Page MenuHomePhabricator

Increase retention of Wikidata RDF Stream (Kafka and/or Hadoop)
Closed, ResolvedPublic1 Estimated Story Points

Description

With the current issue with Wikidata dumps (T386401), the recovery mechanism of Wikidata Query Service (WDQS) is at risk. Recovery relies on reloading data from dumps and catching up from our update stream. But that stream is currently only kept for 30 days.

Increasing retention of the WDQS RDF stream to 60 days would allow for more time to fix the Wikidata dumps. This increase should be permanent, to also mitigate future dumps issues. The increase could be done on Kafka, or on Hadoop if resources are not available on Kafka. Note that we currently don't have a mechanism to consume the update stream from Hadoop, so some additional implementation would be needed if this is the solution we choose.
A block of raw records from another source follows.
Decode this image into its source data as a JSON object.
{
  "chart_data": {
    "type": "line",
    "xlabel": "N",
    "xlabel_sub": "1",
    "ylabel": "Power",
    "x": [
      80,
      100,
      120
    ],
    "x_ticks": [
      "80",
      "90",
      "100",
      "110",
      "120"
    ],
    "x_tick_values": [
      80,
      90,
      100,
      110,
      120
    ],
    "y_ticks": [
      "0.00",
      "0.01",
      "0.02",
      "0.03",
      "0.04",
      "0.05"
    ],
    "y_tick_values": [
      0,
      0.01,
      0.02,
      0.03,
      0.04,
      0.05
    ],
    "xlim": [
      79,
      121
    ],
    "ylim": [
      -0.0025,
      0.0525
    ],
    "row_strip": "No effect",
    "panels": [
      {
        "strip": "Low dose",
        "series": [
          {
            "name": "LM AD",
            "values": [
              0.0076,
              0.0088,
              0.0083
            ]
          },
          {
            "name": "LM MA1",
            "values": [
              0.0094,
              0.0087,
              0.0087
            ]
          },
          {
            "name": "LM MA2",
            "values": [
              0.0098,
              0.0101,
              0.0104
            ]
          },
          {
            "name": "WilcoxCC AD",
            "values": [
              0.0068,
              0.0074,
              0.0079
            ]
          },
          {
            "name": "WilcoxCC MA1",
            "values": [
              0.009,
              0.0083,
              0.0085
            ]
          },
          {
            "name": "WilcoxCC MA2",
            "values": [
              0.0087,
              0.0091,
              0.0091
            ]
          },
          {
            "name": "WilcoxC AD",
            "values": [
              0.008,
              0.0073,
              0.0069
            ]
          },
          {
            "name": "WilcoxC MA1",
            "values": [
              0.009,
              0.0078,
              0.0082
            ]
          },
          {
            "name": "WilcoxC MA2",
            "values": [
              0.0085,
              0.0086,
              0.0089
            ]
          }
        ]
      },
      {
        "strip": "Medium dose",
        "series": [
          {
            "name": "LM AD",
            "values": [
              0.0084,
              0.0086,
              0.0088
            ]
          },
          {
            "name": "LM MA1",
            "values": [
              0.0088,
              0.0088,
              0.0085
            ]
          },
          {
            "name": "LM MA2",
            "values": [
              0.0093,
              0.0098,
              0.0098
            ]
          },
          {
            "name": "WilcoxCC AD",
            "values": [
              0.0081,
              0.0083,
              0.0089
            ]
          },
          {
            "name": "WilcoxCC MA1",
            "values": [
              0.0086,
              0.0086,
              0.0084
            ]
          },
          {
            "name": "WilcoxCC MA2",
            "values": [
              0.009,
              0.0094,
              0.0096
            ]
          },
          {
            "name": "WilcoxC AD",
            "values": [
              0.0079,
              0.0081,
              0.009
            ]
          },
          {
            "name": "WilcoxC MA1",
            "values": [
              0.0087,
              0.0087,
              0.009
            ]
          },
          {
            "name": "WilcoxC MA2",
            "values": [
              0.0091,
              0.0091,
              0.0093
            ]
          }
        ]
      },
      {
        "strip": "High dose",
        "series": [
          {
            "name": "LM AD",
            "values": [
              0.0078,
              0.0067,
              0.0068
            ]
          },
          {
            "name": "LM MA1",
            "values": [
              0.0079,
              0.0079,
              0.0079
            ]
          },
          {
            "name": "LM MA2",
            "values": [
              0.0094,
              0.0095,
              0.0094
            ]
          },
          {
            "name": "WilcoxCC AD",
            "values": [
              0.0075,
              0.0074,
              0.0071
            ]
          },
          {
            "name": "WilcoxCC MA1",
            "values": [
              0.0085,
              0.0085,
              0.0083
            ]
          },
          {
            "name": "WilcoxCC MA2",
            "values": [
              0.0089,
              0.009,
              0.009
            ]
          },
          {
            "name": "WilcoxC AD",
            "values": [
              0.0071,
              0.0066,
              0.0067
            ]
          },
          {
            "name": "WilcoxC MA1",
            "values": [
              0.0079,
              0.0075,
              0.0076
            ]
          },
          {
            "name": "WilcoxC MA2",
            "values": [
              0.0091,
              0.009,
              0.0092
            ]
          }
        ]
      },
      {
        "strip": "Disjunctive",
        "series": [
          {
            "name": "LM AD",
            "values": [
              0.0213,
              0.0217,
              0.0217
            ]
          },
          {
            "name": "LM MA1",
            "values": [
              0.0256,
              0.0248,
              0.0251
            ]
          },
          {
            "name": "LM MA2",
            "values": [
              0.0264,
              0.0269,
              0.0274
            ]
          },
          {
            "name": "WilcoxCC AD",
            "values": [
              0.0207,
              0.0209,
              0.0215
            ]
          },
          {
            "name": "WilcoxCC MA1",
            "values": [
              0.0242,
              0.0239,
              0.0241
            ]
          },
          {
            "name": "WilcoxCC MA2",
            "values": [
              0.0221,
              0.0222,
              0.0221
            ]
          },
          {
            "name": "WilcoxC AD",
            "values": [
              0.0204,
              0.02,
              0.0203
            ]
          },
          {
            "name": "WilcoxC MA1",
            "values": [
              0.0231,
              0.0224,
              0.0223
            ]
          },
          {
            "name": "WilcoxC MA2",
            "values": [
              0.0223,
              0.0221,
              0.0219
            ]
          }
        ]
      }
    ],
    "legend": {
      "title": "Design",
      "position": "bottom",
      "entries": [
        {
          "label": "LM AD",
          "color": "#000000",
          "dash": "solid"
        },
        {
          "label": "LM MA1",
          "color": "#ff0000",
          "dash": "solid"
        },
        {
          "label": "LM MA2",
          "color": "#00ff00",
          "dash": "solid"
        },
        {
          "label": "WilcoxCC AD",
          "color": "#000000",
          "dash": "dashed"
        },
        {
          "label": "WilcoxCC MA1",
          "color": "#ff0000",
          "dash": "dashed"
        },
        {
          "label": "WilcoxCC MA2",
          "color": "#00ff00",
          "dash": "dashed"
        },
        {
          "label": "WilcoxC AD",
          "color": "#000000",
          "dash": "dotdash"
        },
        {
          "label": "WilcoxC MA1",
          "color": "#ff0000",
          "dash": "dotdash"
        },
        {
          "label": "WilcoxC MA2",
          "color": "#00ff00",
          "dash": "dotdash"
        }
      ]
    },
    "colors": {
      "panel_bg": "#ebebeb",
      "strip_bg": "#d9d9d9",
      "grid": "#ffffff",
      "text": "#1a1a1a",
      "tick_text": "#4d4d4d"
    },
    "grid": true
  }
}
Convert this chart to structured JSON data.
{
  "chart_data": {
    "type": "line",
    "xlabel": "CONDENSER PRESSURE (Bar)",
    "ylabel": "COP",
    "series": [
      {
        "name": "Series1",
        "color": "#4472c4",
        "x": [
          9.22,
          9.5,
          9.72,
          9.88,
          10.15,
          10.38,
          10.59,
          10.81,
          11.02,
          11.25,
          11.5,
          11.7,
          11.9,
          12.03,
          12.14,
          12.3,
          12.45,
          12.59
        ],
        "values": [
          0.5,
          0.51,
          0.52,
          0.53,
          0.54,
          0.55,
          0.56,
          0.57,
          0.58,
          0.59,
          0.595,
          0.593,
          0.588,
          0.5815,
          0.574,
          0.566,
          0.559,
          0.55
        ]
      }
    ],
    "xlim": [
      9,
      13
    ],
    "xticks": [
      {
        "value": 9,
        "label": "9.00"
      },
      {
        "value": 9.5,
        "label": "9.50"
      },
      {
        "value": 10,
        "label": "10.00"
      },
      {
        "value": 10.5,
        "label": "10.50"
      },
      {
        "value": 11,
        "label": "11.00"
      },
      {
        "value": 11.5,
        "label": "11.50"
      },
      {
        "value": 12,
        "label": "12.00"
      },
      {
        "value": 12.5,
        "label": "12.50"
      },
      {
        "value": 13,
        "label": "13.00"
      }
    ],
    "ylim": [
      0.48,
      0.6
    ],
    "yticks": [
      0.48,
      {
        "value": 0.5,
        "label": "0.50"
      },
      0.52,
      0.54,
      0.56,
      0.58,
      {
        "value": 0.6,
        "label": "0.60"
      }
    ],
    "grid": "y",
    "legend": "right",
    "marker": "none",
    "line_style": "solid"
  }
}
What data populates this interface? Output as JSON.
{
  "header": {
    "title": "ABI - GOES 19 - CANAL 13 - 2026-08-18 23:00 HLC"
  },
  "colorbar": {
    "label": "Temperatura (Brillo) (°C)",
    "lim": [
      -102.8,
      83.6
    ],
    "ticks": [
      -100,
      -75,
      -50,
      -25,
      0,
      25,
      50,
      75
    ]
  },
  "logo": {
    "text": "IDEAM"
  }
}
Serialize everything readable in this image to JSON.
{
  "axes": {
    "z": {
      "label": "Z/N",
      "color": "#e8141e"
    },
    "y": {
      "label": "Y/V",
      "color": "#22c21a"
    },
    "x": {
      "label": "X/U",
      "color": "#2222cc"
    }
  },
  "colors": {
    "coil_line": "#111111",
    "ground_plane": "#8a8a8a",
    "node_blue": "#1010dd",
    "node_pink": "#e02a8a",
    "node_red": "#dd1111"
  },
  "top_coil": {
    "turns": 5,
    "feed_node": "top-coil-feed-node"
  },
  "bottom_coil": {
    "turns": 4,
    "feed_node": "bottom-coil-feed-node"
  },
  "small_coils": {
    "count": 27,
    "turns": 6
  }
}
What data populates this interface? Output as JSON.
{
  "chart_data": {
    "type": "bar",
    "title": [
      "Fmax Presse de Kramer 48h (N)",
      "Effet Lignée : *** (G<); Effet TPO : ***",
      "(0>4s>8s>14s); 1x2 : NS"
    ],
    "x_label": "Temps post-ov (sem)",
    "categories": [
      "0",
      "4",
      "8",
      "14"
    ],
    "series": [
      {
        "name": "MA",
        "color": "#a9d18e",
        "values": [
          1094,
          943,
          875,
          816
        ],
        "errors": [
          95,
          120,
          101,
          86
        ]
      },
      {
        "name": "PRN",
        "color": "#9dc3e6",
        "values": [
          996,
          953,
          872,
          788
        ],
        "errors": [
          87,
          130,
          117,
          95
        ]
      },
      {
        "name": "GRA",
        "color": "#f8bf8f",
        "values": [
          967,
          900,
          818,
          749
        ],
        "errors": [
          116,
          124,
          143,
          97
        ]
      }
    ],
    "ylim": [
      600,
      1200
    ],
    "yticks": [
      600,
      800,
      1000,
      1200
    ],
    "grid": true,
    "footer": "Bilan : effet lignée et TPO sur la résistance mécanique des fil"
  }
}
Once a strategy is decided on, subtasks will be created to track actual work.

The topics are:

  • [eqiad|codfw].rdf-streaming-updater.mutation
  • [eqiad|codfw].rdf-streaming-updater.mutation-main
  • [eqiad|codfw].rdf-streaming-updater.mutation-scholarly
  • [eqiad|codfw].mediainfo-streaming-updater.mutation

in kafka-main.

If increasing the retention in kafka-main is not an option we could consider increasing the retention in kafka-jumbo (the automated tooling for wdqs data reloads does not support kafka-jumbo but in a disaster recovery scenario I believe we could manage to use it relatively quickly).

Event Timeline

What would be the topics we'd need to change retention for, in kafka?

dcausse subscribed.

@brouberol just updated the task descriptions with those

Oh, these are kafka-main topics. In that case we probably need to rope in @elukey as well.

This dashboard shows the sizes of the topics under discussion, over the past 60 days: https://grafana.wikimedia.org/goto/wjX_Ui2NR?orgId=1

image.png (880×1 px, 138 KB)

The combined total is about 400 GB (https://grafana.wikimedia.org/goto/d46Swm2NR?orgId=1) but has recently been around 560 GB.

image.png (737×1 px, 115 KB)

Kafka-main eqiad brokers are currently between 35% and 65% allocated in terms of disk space (https://grafana.wikimedia.org/goto/7tjlQihHg?orgId=1). codfw is similar.

image.png (953×1 px, 108 KB)

In terms of available space, kafka-main1007 has 739 GB free in its /srv volume.

btullis@kafka-main1007:~$ df -h /srv
Filesystem           Size  Used Avail Use% Mounted on
/dev/mapper/vg0-srv  2.0T  1.2T  739G  62% /srv

The first questions I have are:

  • is there enough capacity on the kafka-main brokers to double this retention period from 30 to 60 days?
  • is this a good use of the kafka-main clusters to provide additional protection against the potential for prolonged failure of the wikidata dumps?

Additionally, as set out in the description:

  • should we increase the retention time on kafka-jumbo instead?
  • should we be looking to migrate the WDQS reload mechanism to process files from Hadoop instead?

For reference, kafka-jumbo has bigger disks and so 64% usage equates to much more available capacity per broker. e.g. kafka-jumbo1007 has 6.1 TB available.

btullis@kafka-jumbo1007:~$ df -h /srv
Filesystem           Size  Used Avail Use% Mounted on
/dev/mapper/vg1-srv   18T   11T  6.1T  64% /srv

This might be less problematic to add another ~600 GB combined total for these topics with a doubled retention period.

After discussion, we'll use Hadoop for retention.

Gehel set the point value for this task to 1.Mar 10 2025, 4:48 PM

Where can I go read about this use case? I'd like to see if T388040 could help here long term.

@xcollazo the main use-case here is disaster recovery for wdqs in case the wikidata RDF dumps are down for more than one week.

Change #1131286 had a related patch set uploaded (by DCausse; author: DCausse):

[operations/mediawiki-config@master] wdqs: enable hive/hdfs ingestion for rdf update streams

https://gerrit.wikimedia.org/r/1131286

EBernhardson subscribed.

Patch looks ready to go, will need to ship it in a deploy window.

Change #1131286 merged by jenkins-bot:

[operations/mediawiki-config@master] wdqs: enable hive/hdfs ingestion for rdf update streams

https://gerrit.wikimedia.org/r/1131286

Raw events are available in hdfs:///wmf/data/raw/event/(eqiad|codfw).rdf-streaming-updater.mutation*/ (3months retention).
And in the hive tables starting with rdf_streaming_updater_mutation (3 months)
We could go even further by keeping them for ever but I'm not entirely sure that it would be justified.